The Unconquered
nytheatre.com review by Jo Ann Rosen
May 2, 2008
Powerfully poetic and disturbingly familiar, playwright Torben Betts pits truth against complacency in his play, The Unconquered, with enough wry humor to easily transfix the audience for an uninterrupted 75 minutes. Using his own blend of parody, Greek chorus, June Cleaver, and teenage rage, Betts comes up with a potent brew that is surprising, compelling, and unpredictable.

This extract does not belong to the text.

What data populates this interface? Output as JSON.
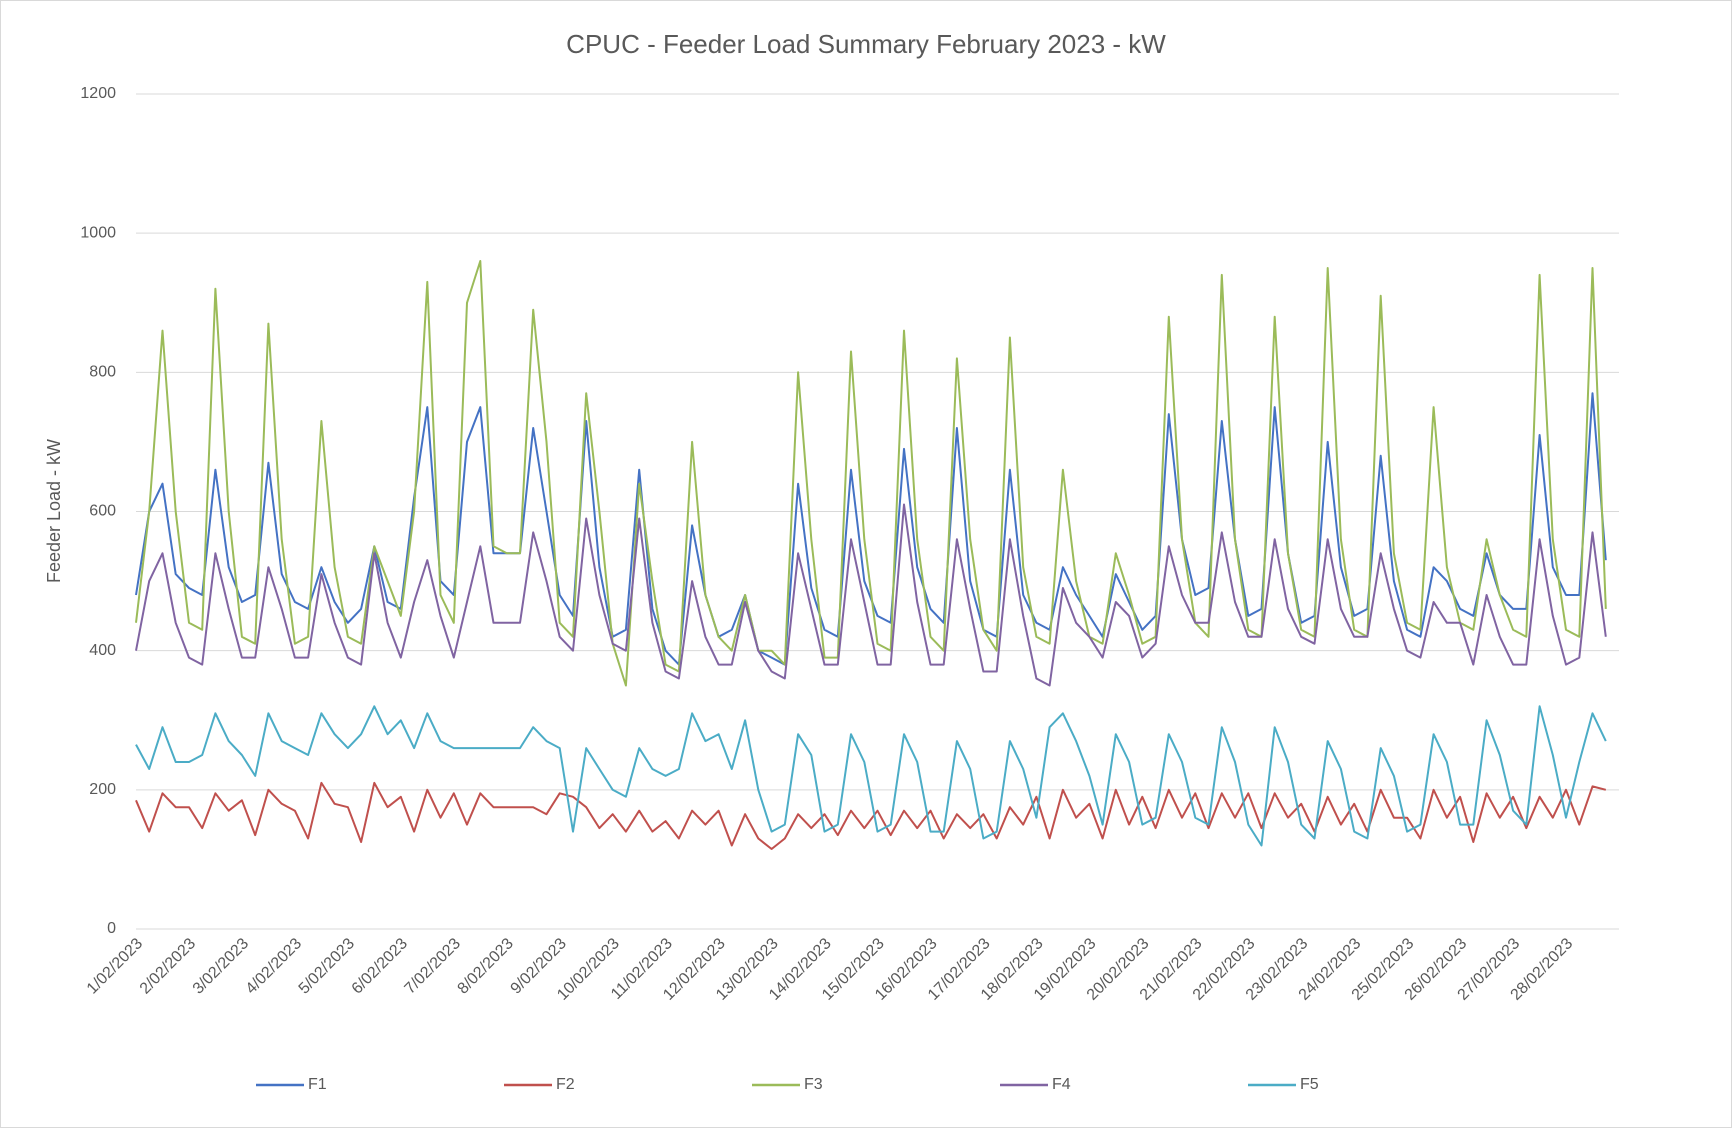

The story, which is simple enough, is a mere vehicle for Betts and his imaginative use of language. In it, an intelligent teenage daughter, The Girl, rails against the corruption of the world, and specifically against her complacent and loveless middle class parents, Mother and Father. The question is, what would it take to get them to value familial love and emotional integrity above the accumulation of goods? Betts raises the stakes scene by scene, turning the internal battle into a larger war. A Soldier, deployed to defend the city, spreads his share of destruction. With it, he adds a dash of the absurd.
Humor, you say?
Well, not laugh-out-loud, Saturday Night Live-type humor. More like spotting a favorite uncle you haven't seen in a long time standing on a soap box on Broadway confessing the sins of your parents to a crowd of friends bent on listening. Familiar, horrifying, ludicrous, fascinating. The playwright's clever use of word association propels the story at an astounding speed and the cast, fantastic in every way, delivers an evening of artistry equalled by the director and the design team.
Alexandra Mathie plays the dutiful Mother with the right mix of cheer and forebearance. She has an exceptional moment when she ages before our eyes. Neil McKinven more than meets his character's responsibilities as the pompous, cowardly Father, who repeats the sins of his father. Nicola Harrison as their daughter and the play's moral compass gives us all the outrage of a teen wanting to be heard and looking for a pocket of honesty, anywhere. Neal Barry rounds out the cast as the Soldier, who takes what he wants with the innocence of one who doesn't know any better.
Part of the Brits Off Broadway festival at 59E59, The Unconquered keeps the audience guessing. Attribute this to whimsical, eye-catching sets by Keith McIntyre and arresting costumes by Catriona Maddocks. McIntyre's black and white set, held together by Velcro, is a marvelous conflation of the 21st century and the 1950s. It establishes the tone of a cartoon about to come alive, disassembles into a claustrophobic carnival, and ultimately collapses into a flat surface without meaning. The steep rake of the stage and the one-dimensional props give the characters an elliptical appearance and define their home as little more than an empty cardboard box. A glowing miniature home sits by its side as a warm beacon of what it could be. Maddocks's costumes, too, are black and white. Most noticeable are Mother's polka-dot shirtwaist with crinolines and Father's bold, anything but pinstripe, suit. All the characters appear in "white face," adding to the thought-provoking absurdity on stage. Peter Vilk contributes to the ensemble effort with his excellent sound effects as does Jeanine Davies with her lighting.
Muriel Romanes directs with a sure hand, driving the cast through the script like a Jag on an empty throughway. The result is a breathless and impressive ride. Do not miss this extraordinary production. The Unconquered is a Stellar Quines Theatre Company presentation.